The MAX32600 Wellness Measurement Microcontroller from Maxim Integrated features four operational amplifiers, four comparators, four SPST analog switches, four ground switches, eight 100-mA LED drivers, a 16-bit A/D converter with input mux and PGA, and two 12-bit plus two 8-bit D/A converters. It has a Cortex M3 and the entire IC takes only 175 μA/MHz. This chip is especially useful for wearable medical applications including blood glucose, galvanic skin response, and pulse oximetry measurements.
We asked the folks a Maxim how this chip came about. As they were developing products for the portable medical device market they saw the emerging wearable market on the horizon. The design teams in Colorado Springs and Dallas wanted a microcontroller that would appeal to a wide audience in this area and be a real system-on-a-chip solution. There were many considerations to sort through.

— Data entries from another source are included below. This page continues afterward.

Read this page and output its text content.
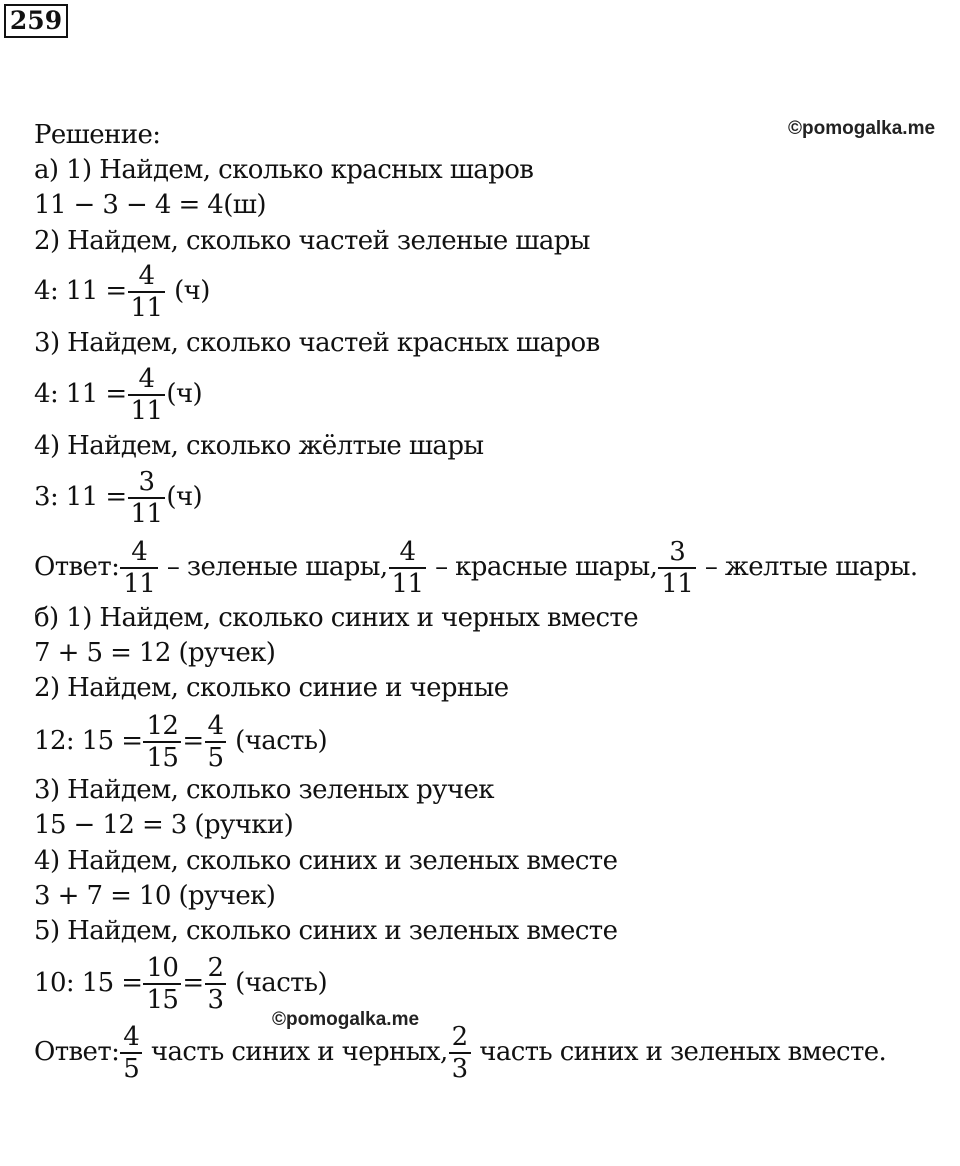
259
©pomogalka.me
©pomogalka.me
Решение:
а) 1) Найдем, сколько красных шаров
11 − 3 − 4 = 4(ш)
2) Найдем, сколько частей зеленые шары
4: $11 = \frac{4}{11} (ч)$
3) Найдем, сколько частей красных шаров
4: $11 = \frac{4}{11} (ч)$
4) Найдем, сколько жёлтые шары
3: $11 = \frac{3}{11} (ч)$
Ответ: $\frac{4}{11}$ – зеленые шары, $\frac{4}{11}$ – красные шары, $\frac{3}{11}$ – желтые шары.
б) 1) Найдем, сколько синих и черных вместе
7 + 5 = 12 (ручек)
2) Найдем, сколько синие и черные
12: $15 = \frac{12}{15} = \frac{4}{5}$ (часть)
3) Найдем, сколько зеленых ручек
15 − 12 = 3 (ручки)
4) Найдем, сколько синих и зеленых вместе
3 + 7 = 10 (ручек)
5) Найдем, сколько синих и зеленых вместе
10: $15 = \frac{10}{15} = \frac{2}{3}$ (часть)
Ответ: $\frac{4}{5}$ часть синих и черных, $\frac{2}{3}$ часть синих и зеленых вместе.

They chose an ARM Cortex-M3 as the core and chose to hook their wagon to Bluetooth Low Energy as well. While the MAX32600 doesn’t include Bluetooth, it does support easily adding this function. John Di Cristina, Distinguished Member of Technical Staff, said the team wanted the right functionality and hooks to work with optical and electrochemical sensors. And, they decided to integrate hardware security blocks that are critical to privacy, authentication, and safety for connected medical devices. “All these decisions were the right decisions as we look back today, but when they were defining this product years ago, it wasn’t that clear” John said. And with everything that was integrated into the MAX32600, great effort and thought was given to have very low power operation.
The award winning design team from Maxim.
Sam Johnson, Principal Member of Technical Staff, said that to meet the needs of many applications that the team looked at, the DacOpMatrix was born. By combining D/A converters of different capabilities, multiple programmable references, multiple op amp types, comparators, I/O, and several switching groups the DacOpMatrix made the chip configurable. It also aided in power savings by cutting off unneeded functions. Nearly any analog input can connect to any function, or any output to several pins and there is a the highly configurable A/D converter.
Prem Nayar, Maxim's Executive Business Manager, said the IC has been very successful and is just the first in a family of MCUs targeted at wearables.